Most emerging and developing countries, the Philippines included, have yet to report on the pace of their economic expansion in 2022.
Gourinchas acknowledged that while Russia’s conflict in Ukraine and the fight against inflation weigh on global growth, the outlook “is less gloomy than in our October forecast, and could represent a turning point, with growth bottoming out and inflation declining.”
“Economic growth proved surprisingly resilient in the third quarter of last year, with strong labor markets, robust household consumption and business investment, and better-than-expected adaptation to the energy crisis in Europe. Inflation, too, showed improvement, with overall measures now decreasing in most countries—even if core inflation, which excludes more volatile energy and food prices, has yet to peak in many countries.
“Elsewhere, China’s sudden re-opening paves the way for a rapid rebound in activity. And global financial conditions have improved as inflation pressures started to abate. This, and a weakening of the US dollar from its November high, provided some modest relief to emerging and developing countries,” he said.
According to him, the economic slowdown in advanced economies should prove more pronounced, the decline from 2.7 percent in 2022 to only 1.2 percent this year and to 1.4 percent next year.
He said emerging market and developing economy growth have bottomed out as a group, with growth likely to rise modestly to 4 percent and 4.2 percent this year and next.
“China’s sudden re-opening paves the way for a rapid rebound in activity. And global financial conditions have improved as inflation pressures started to abate. This, and a weakening of the US dollar from its November high, provided some modest relief to emerging and developing countries.”

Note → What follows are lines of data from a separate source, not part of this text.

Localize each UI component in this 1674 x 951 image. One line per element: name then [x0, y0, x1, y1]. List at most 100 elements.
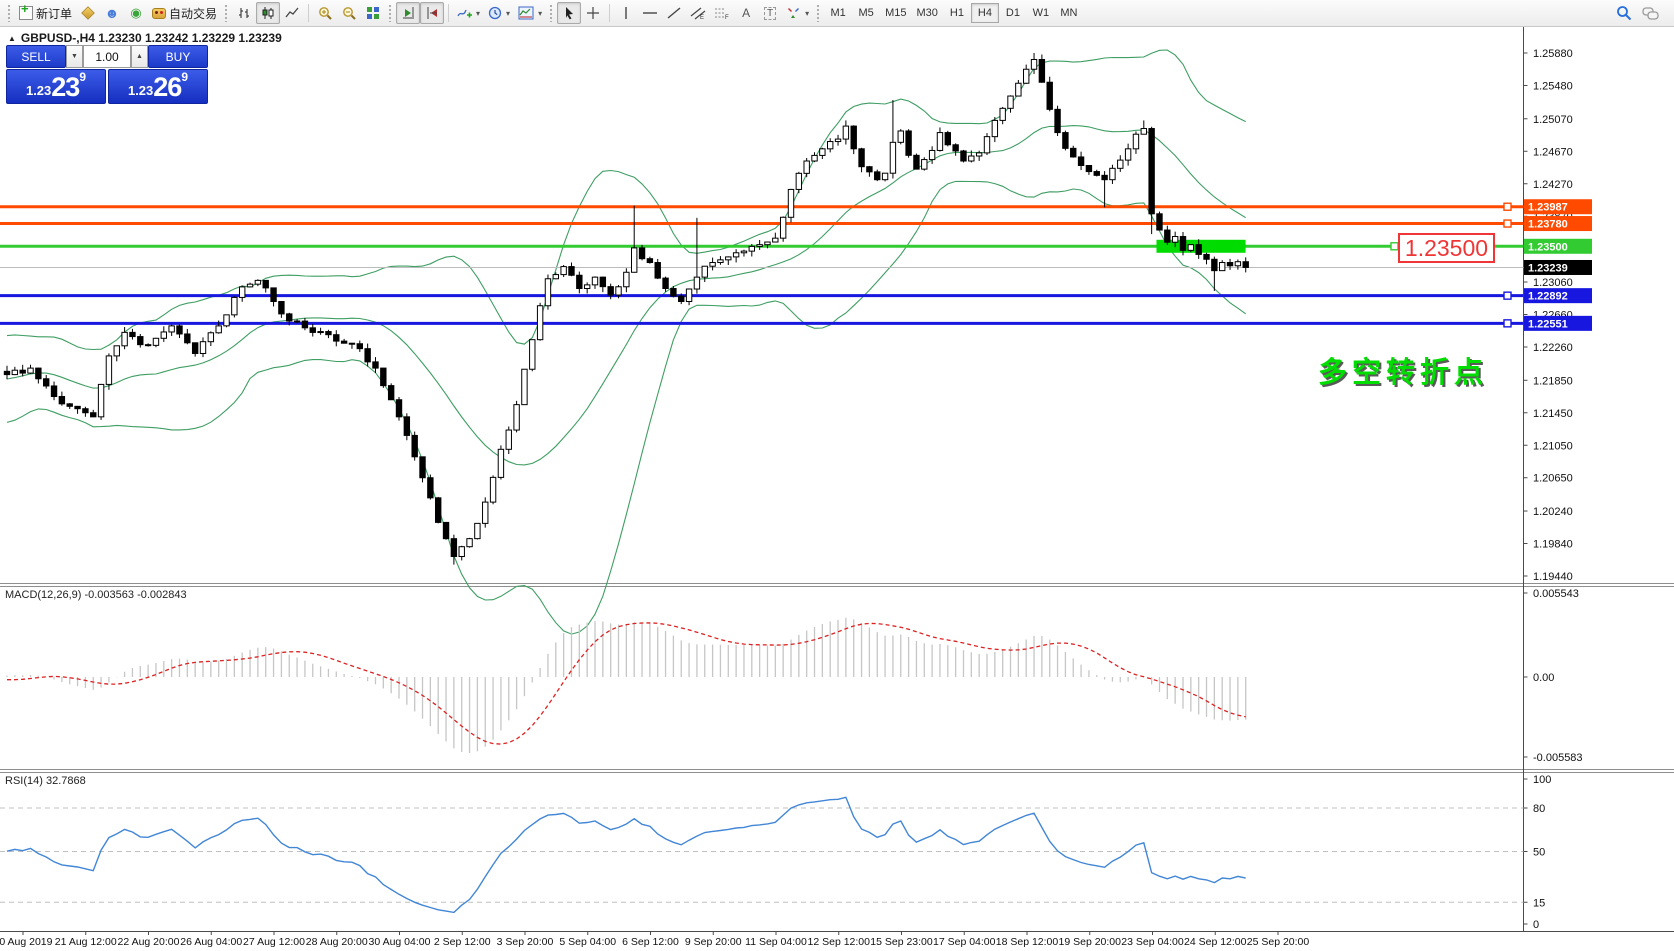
candle-bull	[12, 370, 17, 374]
auto-scroll-button[interactable]	[396, 2, 420, 24]
toolbar-drag-handle[interactable]	[224, 4, 229, 22]
search-icon[interactable]	[1616, 5, 1632, 21]
time-axis-label[interactable]: 18 Sep 12:00	[996, 936, 1059, 948]
zoom-out-button[interactable]	[337, 2, 361, 24]
toolbar-drag-handle[interactable]	[549, 4, 554, 22]
candle-bull	[490, 477, 495, 502]
candles	[4, 53, 1248, 565]
metaeditor-button[interactable]	[76, 2, 100, 24]
candle-bull	[1172, 237, 1177, 243]
timeframe-button-h1[interactable]: H1	[943, 3, 971, 23]
time-axis-label[interactable]: 23 Sep 04:00	[1121, 936, 1184, 948]
time-axis-label[interactable]: 9 Sep 20:00	[685, 936, 742, 948]
time-axis-label[interactable]: 3 Sep 20:00	[497, 936, 554, 948]
line-chart-button[interactable]	[280, 2, 304, 24]
candle-bull	[1188, 245, 1193, 251]
rsi-axis-label: 15	[1533, 897, 1545, 909]
time-axis-label[interactable]: 22 Aug 20:00	[118, 936, 180, 948]
dropdown-arrow-icon: ▾	[538, 9, 542, 18]
time-axis-label[interactable]: 19 Sep 20:00	[1059, 936, 1122, 948]
time-axis-label[interactable]: 30 Aug 04:00	[369, 936, 431, 948]
price-level-flag[interactable]: 1.23500	[1398, 233, 1495, 263]
zoom-in-button[interactable]	[313, 2, 337, 24]
candle-bear	[608, 287, 613, 295]
timeframe-button-m5[interactable]: M5	[852, 3, 880, 23]
fibonacci-icon: F	[714, 6, 730, 20]
fibonacci-tool-button[interactable]: F	[710, 2, 734, 24]
time-axis-label[interactable]: 26 Aug 04:00	[180, 936, 242, 948]
time-axis-label[interactable]: 11 Sep 04:00	[745, 936, 807, 948]
timeframe-button-d1[interactable]: D1	[999, 3, 1027, 23]
bar-chart-icon	[237, 6, 251, 20]
timeframe-button-w1[interactable]: W1	[1027, 3, 1055, 23]
vertical-line-icon	[621, 6, 631, 20]
toolbar-drag-handle[interactable]	[816, 4, 821, 22]
text-tool-button[interactable]: A	[734, 2, 758, 24]
time-axis-label[interactable]: 6 Sep 12:00	[622, 936, 679, 948]
bar-chart-button[interactable]	[232, 2, 256, 24]
candle-bull	[240, 287, 245, 298]
templates-button[interactable]: ▾	[514, 2, 546, 24]
candle-bull	[882, 173, 887, 179]
cursor-tool-button[interactable]	[557, 2, 581, 24]
indicators-button[interactable]: ▾	[453, 2, 484, 24]
time-axis-label[interactable]: 25 Sep 20:00	[1247, 936, 1310, 948]
candle-bull	[537, 306, 542, 340]
volume-increase-button[interactable]: ▲	[131, 45, 148, 68]
chart-shift-button[interactable]	[420, 2, 444, 24]
price-axis-label: 1.23060	[1533, 277, 1573, 289]
timeframe-button-h4[interactable]: H4	[971, 3, 999, 23]
time-axis-label[interactable]: 24 Sep 12:00	[1184, 936, 1247, 948]
autotrading-button[interactable]: 自动交易	[148, 2, 221, 24]
toolbar-drag-handle[interactable]	[7, 4, 12, 22]
chart-canvas[interactable]: 1.258801.254801.250701.246701.242701.238…	[0, 0, 1674, 951]
time-axis-label[interactable]: 27 Aug 12:00	[243, 936, 305, 948]
candle-bull	[169, 326, 174, 332]
time-axis-label[interactable]: 17 Sep 04:00	[933, 936, 996, 948]
sell-price-sup: 9	[79, 71, 86, 83]
time-axis-label[interactable]: 12 Sep 12:00	[808, 936, 871, 948]
timeframe-button-mn[interactable]: MN	[1055, 3, 1083, 23]
crosshair-tool-button[interactable]	[581, 2, 605, 24]
candle-bear	[91, 413, 96, 417]
sell-price-display[interactable]: 1.23239	[6, 69, 106, 104]
buy-price-display[interactable]: 1.23269	[108, 69, 208, 104]
chat-icon[interactable]	[1642, 6, 1660, 21]
time-axis-label[interactable]: 2 Sep 12:00	[434, 936, 491, 948]
candle-bear	[1078, 157, 1083, 166]
volume-input[interactable]: 1.00	[83, 45, 131, 68]
time-axis-label[interactable]: 21 Aug 12:00	[55, 936, 117, 948]
line-handle	[1391, 243, 1398, 250]
candle-bull	[114, 346, 119, 356]
time-axis-label[interactable]: 15 Sep 23:00	[870, 936, 933, 948]
timeframe-button-m1[interactable]: M1	[824, 3, 852, 23]
candlestick-chart-button[interactable]	[256, 2, 280, 24]
timeframe-button-m15[interactable]: M15	[880, 3, 911, 23]
candle-bear	[906, 131, 911, 155]
new-order-button[interactable]: + 新订单	[15, 2, 76, 24]
channel-tool-button[interactable]: E	[686, 2, 710, 24]
volume-decrease-button[interactable]: ▼	[66, 45, 83, 68]
trendline-tool-button[interactable]	[662, 2, 686, 24]
community-button[interactable]: ☻	[100, 2, 124, 24]
time-axis-label[interactable]: 5 Sep 04:00	[559, 936, 616, 948]
candle-bear	[639, 248, 644, 259]
signals-button[interactable]: ◉	[124, 2, 148, 24]
candle-bear	[600, 277, 605, 287]
candle-bull	[224, 315, 229, 326]
text-label-tool-button[interactable]: T	[758, 2, 782, 24]
buy-button[interactable]: BUY	[148, 45, 208, 68]
horizontal-line-tool-button[interactable]	[638, 2, 662, 24]
timeframe-button-m30[interactable]: M30	[912, 3, 943, 23]
vertical-line-tool-button[interactable]	[614, 2, 638, 24]
sell-button[interactable]: SELL	[6, 45, 66, 68]
arrows-tool-button[interactable]: ▾	[782, 2, 813, 24]
periods-button[interactable]: ▾	[484, 2, 514, 24]
candle-bear	[4, 371, 9, 374]
time-axis-label[interactable]: 20 Aug 2019	[0, 936, 53, 948]
collapse-arrow-icon[interactable]: ▲	[8, 34, 16, 43]
tile-windows-button[interactable]	[361, 2, 385, 24]
time-axis-label[interactable]: 28 Aug 20:00	[306, 936, 368, 948]
candle-bull	[584, 285, 589, 289]
toolbar-drag-handle[interactable]	[388, 4, 393, 22]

Pierre-Olivier Gourinchas, economic counsellor and director of research at IMF
This outlook bodes well for the Philippines whose output performance last year topped the government-set target range of 6.5 percent to 7.5 percent and averaged instead at a 46-year high of 7.6 percent.
Gourinchas also noted that headline inflation in many countries is falling although core inflation numbers, which excludes volatile food and oil prices from the consumer price index, have been revised higher.
“The risks to the outlook remain tilted to the downside, even if adverse risks have moderated since October and some positive factors gained in relevance,” he said.
He also said the financial landscape remains fragile and urged emerging economies to let their currencies adjust as much as possible as response to tighter global monetary conditions.